Citoyens informés et sensibilisés aux problématiques complexes de la délinquance, mais aussi proches de la culture juridique, ils savent soulever, au-delà de l'effet de mode, les limites de la médiation et de la « justice de quartier » car « la justice juge des personnes avec des lois générales et cela lui pose problème de faire du collectif sur un petit territoire », rappelle Olivier Guérin, procureur de la République au TGI de Lille. Les assesseurs sont néanmoins intéressés par cette « sortie de la justice du tribunal » et par le continuum prévention/justice qui se constitue au sein de la politique de la ville.

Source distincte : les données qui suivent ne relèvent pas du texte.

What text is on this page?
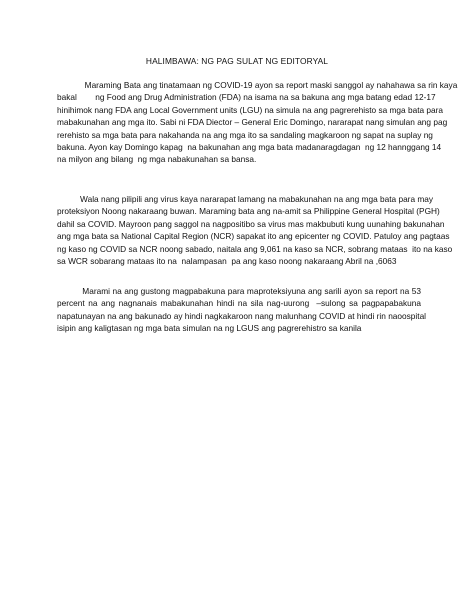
HALIMBAWA: NG PAG SULAT NG EDITORYAL
Maraming Bata ang tinatamaan ng COVID-19 ayon sa report maski sanggol ay nahahawa sa rin kaya
bakal        ng Food ang Drug Administration (FDA) na isama na sa bakuna ang mga batang edad 12-17
hinihimok nang FDA ang Local Government units (LGU) na simula na ang pagrerehisto sa mga bata para
mabakunahan ang mga ito. Sabi ni FDA Diector – General Eric Domingo, nararapat nang simulan ang pag
rerehisto sa mga bata para nakahanda na ang mga ito sa sandaling magkaroon ng sapat na suplay ng
bakuna. Ayon kay Domingo kapag  na bakunahan ang mga bata madanaragdagan  ng 12 hannggang 14
na milyon ang bilang  ng mga nabakunahan sa bansa.
Wala nang pilipili ang virus kaya nararapat lamang na mabakunahan na ang mga bata para may
proteksiyon Noong nakaraang buwan. Maraming bata ang na-amit sa Philippine General Hospital (PGH)
dahil sa COVID. Mayroon pang saggol na nagpositibo sa virus mas makbubuti kung uunahing bakunahan
ang mga bata sa National Capital Region (NCR) sapakat ito ang epicenter ng COVID. Patuloy ang pagtaas
ng kaso ng COVID sa NCR noong sabado, naitala ang 9,061 na kaso sa NCR, sobrang mataas  ito na kaso
sa WCR sobarang mataas ito na  nalampasan  pa ang kaso noong nakaraang Abril na ,6063
Marami na ang gustong magpabakuna para maproteksiyuna ang sarili ayon sa report na 53
percent na ang nagnanais mabakunahan hindi na sila nag-uurong  –sulong sa pagpapabakuna
napatunayan na ang bakunado ay hindi nagkakaroon nang malunhang COVID at hindi rin naoospital
isipin ang kaligtasan ng mga bata simulan na ng LGUS ang pagrerehistro sa kanila
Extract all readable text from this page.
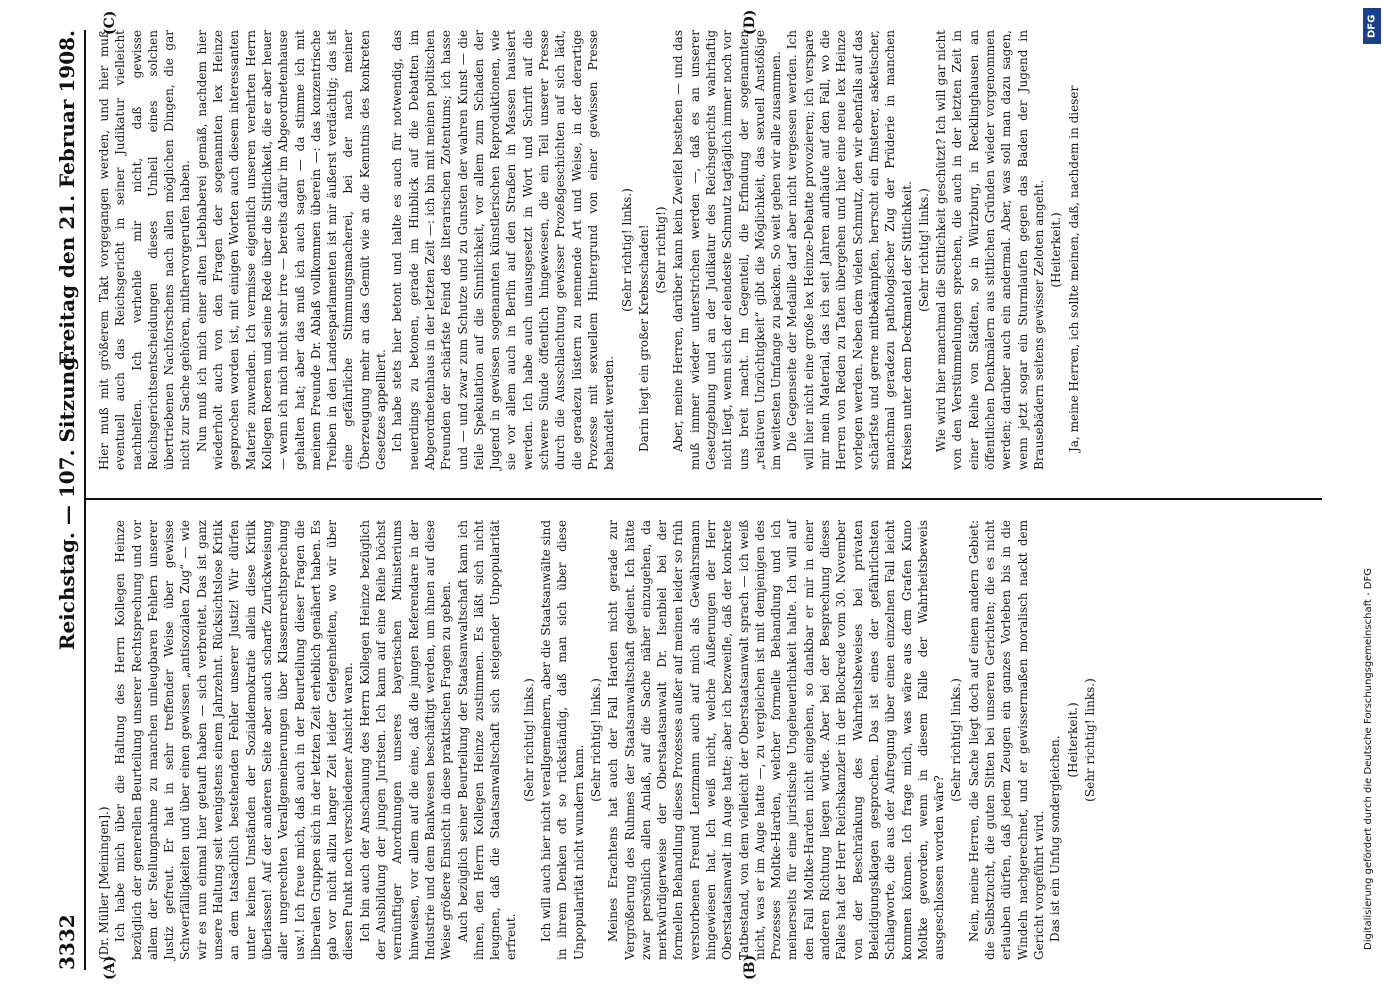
3332
Reichstag. — 107. Sitzung.
Freitag den 21. Februar 1908.
(A)	(B)
(C)	(D)

(Dr. Müller [Meiningen].) Ich habe mich über die Haltung des Herrn Kollegen Heinze bezüglich der generellen Beurteilung unserer Rechtsprechung und vor allem der Stellungnahme zu manchen unleugbaren Fehlern unserer Justiz gefreut. Er hat in sehr treffender Weise über gewisse Schwerfälligkeiten und über einen gewissen „antisozialen Zug“ — wie wir es nun einmal hier getauft haben — sich verbreitet. Das ist ganz unsere Haltung seit wenigstens einem Jahrzehnt. Rücksichtslose Kritik an dem tatsächlich bestehenden Fehler unserer Justiz! Wir dürfen unter keinen Umständen der Sozialdemokratie allein diese Kritik überlassen! Auf der anderen Seite aber auch scharfe Zurückweisung aller ungerechten Verallgemeinerungen über Klassenrechtsprechung usw.! Ich freue mich, daß auch in der Beurteilung dieser Fragen die liberalen Gruppen sich in der letzten Zeit erheblich genähert haben. Es gab vor nicht allzu langer Zeit leider Gelegenheiten, wo wir über diesen Punkt noch verschiedener Ansicht waren. Ich bin auch der Anschauung des Herrn Kollegen Heinze bezüglich der Ausbildung der jungen Juristen. Ich kann auf eine Reihe höchst vernünftiger Anordnungen unseres bayerischen Ministeriums hinweisen, vor allem auf die eine, daß die jungen Referendare in der Industrie und dem Bankwesen beschäftigt werden, um ihnen auf diese Weise größere Einsicht in diese praktischen Fragen zu geben. Auch bezüglich seiner Beurteilung der Staatsanwaltschaft kann ich ihnen, den Herrn Kollegen Heinze zustimmen. Es läßt sich nicht leugnen, daß die Staatsanwaltschaft sich steigender Unpopularität erfreut.

(Sehr richtig! links.) Ich will auch hier nicht verallgemeinern, aber die Staatsanwälte sind in ihrem Denken oft so rückständig, daß man sich über diese Unpopularität nicht wundern kann.

(Sehr richtig! links.) Meines Erachtens hat auch der Fall Harden nicht gerade zur Vergrößerung des Ruhmes der Staatsanwaltschaft gedient. Ich hätte zwar persönlich allen Anlaß, auf die Sache näher einzugehen, da merkwürdigerweise der Oberstaatsanwalt Dr. Isenbiel bei der formellen Behandlung dieses Prozesses außer auf meinen leider so früh verstorbenen Freund Lenzmann auch auf mich als Gewährsmann hingewiesen hat. Ich weiß nicht, welche Äußerungen der Herr Oberstaatsanwalt im Auge hatte; aber ich bezweifle, daß der konkrete Tatbestand, von dem vielleicht der Oberstaatsanwalt sprach — ich weiß nicht, was er im Auge hatte —, zu vergleichen ist mit demjenigen des Prozesses Moltke-Harden, welcher formelle Behandlung und ich meinerseits für eine juristische Ungeheuerlichkeit halte. Ich will auf den Fall Moltke-Harden nicht eingehen, so dankbar er mir in einer anderen Richtung liegen würde. Aber bei der Besprechung dieses Falles hat der Herr Reichskanzler in der Blockrede vom 30. November von der Beschränkung des Wahrheitsbeweises bei privaten Beleidigungsklagen gesprochen. Das ist eines der gefährlichsten Schlagworte, die aus der Aufregung über einen einzelnen Fall leicht kommen können. Ich frage mich, was wäre aus dem Grafen Kuno Moltke geworden, wenn in diesem Falle der Wahrheitsbeweis ausgeschlossen worden wäre?

(Sehr richtig! links.) Nein, meine Herren, die Sache liegt doch auf einem andern Gebiet: die Selbstzucht, die guten Sitten bei unseren Gerichten; die es nicht erlauben dürfen, daß jedem Zeugen ein ganzes Vorleben bis in die Windeln nachgerechnet, und er gewissermaßen moralisch nackt dem Gericht vorgeführt wird. Das ist ein Unfug sondergleichen. (Heiterkeit.) (Sehr richtig! links.)

Hier muß mit größerem Takt vorgegangen werden, und hier muß eventuell auch das Reichsgericht in seiner Judikatur vielleicht nachhelfen. Ich verhehle mir nicht, daß gewisse Reichsgerichtsentscheidungen dieses Unheil eines solchen übertriebenen Nachforschens nach allen möglichen Dingen, die gar nicht zur Sache gehören, mithervorgerufen haben. Nun muß ich mich einer alten Liebhaberei gemäß, nachdem hier wiederholt auch von den Fragen der sogenannten lex Heinze gesprochen worden ist, mit einigen Worten auch diesem interessanten Materie zuwenden. Ich vermisse eigentlich unseren verehrten Herrn Kollegen Roeren und seine Rede über die Sittlichkeit, die er aber heuer — wenn ich mich nicht sehr irre — bereits dafür im Abgeordnetenhause gehalten hat; aber das muß ich auch sagen — da stimme ich mit meinem Freunde Dr. Ablaß vollkommen überein —: das konzentrische Treiben in den Landesparlamenten ist mir äußerst verdächtig; das ist eine gefährliche Stimmungsmacherei, bei der nach meiner Überzeugung mehr an das Gemüt wie an die Kenntnis des konkreten Gesetzes appelliert. Ich habe stets hier betont und halte es auch für notwendig, das neuerdings zu betonen, gerade im Hinblick auf die Debatten im Abgeordnetenhaus in der letzten Zeit —: ich bin mit meinen politischen Freunden der schärfste Feind des literarischen Zotentums; ich hasse und — und zwar zum Schutze und zu Gunsten der wahren Kunst — die feile Spekulation auf die Sinnlichkeit, vor allem zum Schaden der Jugend in gewissen sogenannten künstlerischen Reproduktionen, wie sie vor allem auch in Berlin auf den Straßen in Massen hausiert werden. Ich habe auch unausgesetzt in Wort und Schrift auf die schwere Sünde öffentlich hingewiesen, die ein Teil unserer Presse durch die Ausschlachtung gewisser Prozeßgeschichten auf sich lädt, die geradezu lüstern zu nennende Art und Weise, in der derartige Prozesse mit sexuellem Hintergrund von einer gewissen Presse behandelt werden.

(Sehr richtig! links.) Darin liegt ein großer Krebsschaden! (Sehr richtig!) Aber, meine Herren, darüber kann kein Zweifel bestehen — und das muß immer wieder unterstrichen werden —, daß es an unserer Gesetzgebung und an der Judikatur des Reichsgerichts wahrhaftig nicht liegt, wenn sich der elendeste Schmutz tagtäglich immer noch vor uns breit macht. Im Gegenteil, die Erfindung der sogenannten „relativen Unzüchtigkeit“ gibt die Möglichkeit, das sexuell Anstößige im weitesten Umfange zu packen. So weit gehen wir alle zusammen. Die Gegenseite der Medaille darf aber nicht vergessen werden. Ich will hier nicht eine große lex Heinze-Debatte provozieren; ich verspare mir mein Material, das ich seit Jahren aufhäufe auf den Fall, wo die Herren von Reden zu Taten übergehen und hier eine neue lex Heinze vorlegen werden. Neben dem vielen Schmutz, den wir ebenfalls auf das schärfste und gerne mitbekämpfen, herrscht ein finsterer, asketischer, manchmal geradezu pathologischer Zug der Prüderie in manchen Kreisen unter dem Deckmantel der Sittlichkeit. (Sehr richtig! links.) Wie wird hier manchmal die Sittlichkeit geschützt? Ich will gar nicht von den Verstümmelungen sprechen, die auch in der letzten Zeit in einer Reihe von Städten, so in Würzburg, in Recklinghausen an öffentlichen Denkmälern aus sittlichen Gründen wieder vorgenommen werden; darüber auch ein andermal. Aber, was soll man dazu sagen, wenn jetzt sogar ein Sturmlaufen gegen das Baden der Jugend in Brausebädern seitens gewisser Zeloten angeht. (Heiterkeit.) Ja, meine Herren, ich sollte meinen, daß, nachdem in dieser

DFG
Digitalisierung gefördert durch die Deutsche Forschungsgemeinschaft - DFG
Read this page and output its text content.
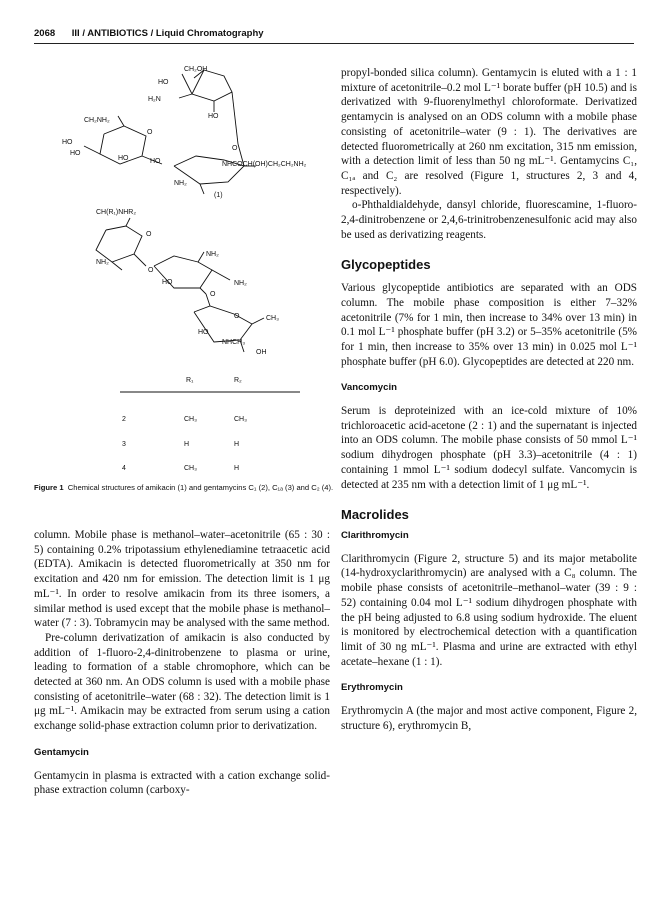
2068 III / ANTIBIOTICS / Liquid Chromatography
CH₂OH
HO
H₂N
HO
CH₂NH₂
O
HO
HO
HO	HO
O
NHCOCH(OH)CH₂CH₂NH₂
NH₂
(1)
CH(R₁)NHR₂
O
NH₂
O
NH₂
HO	NH₂
O
O	CH₃
HO
NHCH₃
OH
R₁	R₂
2	CH₃	CH₃
3	H	H
4	CH₃	H
Figure 1 Chemical structures of amikacin (1) and gentamycins C₁ (2), C₁ₐ (3) and C₂ (4).

column. Mobile phase is methanol–water–acetonitrile (65 : 30 : 5) containing 0.2% tripotassium ethylenediamine tetraacetic acid (EDTA). Amikacin is detected fluorometrically at 350 nm for excitation and 420 nm for emission. The detection limit is 1 μg mL⁻¹. In order to resolve amikacin from its three isomers, a similar method is used except that the mobile phase is methanol–water (7 : 3). Tobramycin may be analysed with the same method.

Pre-column derivatization of amikacin is also conducted by addition of 1-fluoro-2,4-dinitrobenzene to plasma or urine, leading to formation of a stable chromophore, which can be detected at 360 nm. An ODS column is used with a mobile phase consisting of acetonitrile–water (68 : 32). The detection limit is 1 μg mL⁻¹. Amikacin may be extracted from serum using a cation exchange solid-phase extraction column prior to derivatization.

Gentamycin

Gentamycin in plasma is extracted with a cation exchange solid-phase extraction column (carboxy-

propyl-bonded silica column). Gentamycin is eluted with a 1 : 1 mixture of acetonitrile–0.2 mol L⁻¹ borate buffer (pH 10.5) and is derivatized with 9-fluorenylmethyl chloroformate. Derivatized gentamycin is analysed on an ODS column with a mobile phase consisting of acetonitrile–water (9 : 1). The derivatives are detected fluorometrically at 260 nm excitation, 315 nm emission, with a detection limit of less than 50 ng mL⁻¹. Gentamycins C₁, C₁ₐ and C₂ are resolved (Figure 1, structures 2, 3 and 4, respectively).

o-Phthaldialdehyde, dansyl chloride, fluorescamine, 1-fluoro-2,4-dinitrobenzene or 2,4,6-trinitrobenzenesulfonic acid may also be used as derivatizing reagents.

Glycopeptides

Various glycopeptide antibiotics are separated with an ODS column. The mobile phase composition is either 7–32% acetonitrile (7% for 1 min, then increase to 34% over 13 min) in 0.1 mol L⁻¹ phosphate buffer (pH 3.2) or 5–35% acetonitrile (5% for 1 min, then increase to 35% over 13 min) in 0.025 mol L⁻¹ phosphate buffer (pH 6.0). Glycopeptides are detected at 220 nm.

Vancomycin

Serum is deproteinized with an ice-cold mixture of 10% trichloroacetic acid-acetone (2 : 1) and the supernatant is injected into an ODS column. The mobile phase consists of 50 mmol L⁻¹ sodium dihydrogen phosphate (pH 3.3)–acetonitrile (4 : 1) containing 1 mmol L⁻¹ sodium dodecyl sulfate. Vancomycin is detected at 235 nm with a detection limit of 1 μg mL⁻¹.

Macrolides
Clarithromycin

Clarithromycin (Figure 2, structure 5) and its major metabolite (14-hydroxyclarithromycin) are analysed with a C₈ column. The mobile phase consists of acetonitrile–methanol–water (39 : 9 : 52) containing 0.04 mol L⁻¹ sodium dihydrogen phosphate with the pH being adjusted to 6.8 using sodium hydroxide. The eluent is monitored by electrochemical detection with a quantification limit of 30 ng mL⁻¹. Plasma and urine are extracted with ethyl acetate–hexane (1 : 1).

Erythromycin

Erythromycin A (the major and most active component, Figure 2, structure 6), erythromycin B,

Mais ils constatent que les simples citoyens qu'ils redeviennent à la sortie du tribunal, ne peuvent encore y trouver leur place comme acteurs.
Valérie Larmignat
(1) Voir ASH n° 2043 du 31-10-97.
(2) Chiffres de juin 1996 - Ministère de la Justice.
(3) Article L. 522-3 du code de l'organisation judiciaire.
(4) Femmes au foyer (12 %), techniciens, employés, ouvriers (7 %), artisans et commerçants (5 %).
(5) FNAPTE : « Malvinot » - 47260 Castelmoront/Lot - Fax : 05 53 79 42 12.
(6) Les IIe assises nationales de l'assessorat se sont tenues au palais de Justice de Lille le 27 septembre 1997. Thème : « Assesseur : citoyen-juge ».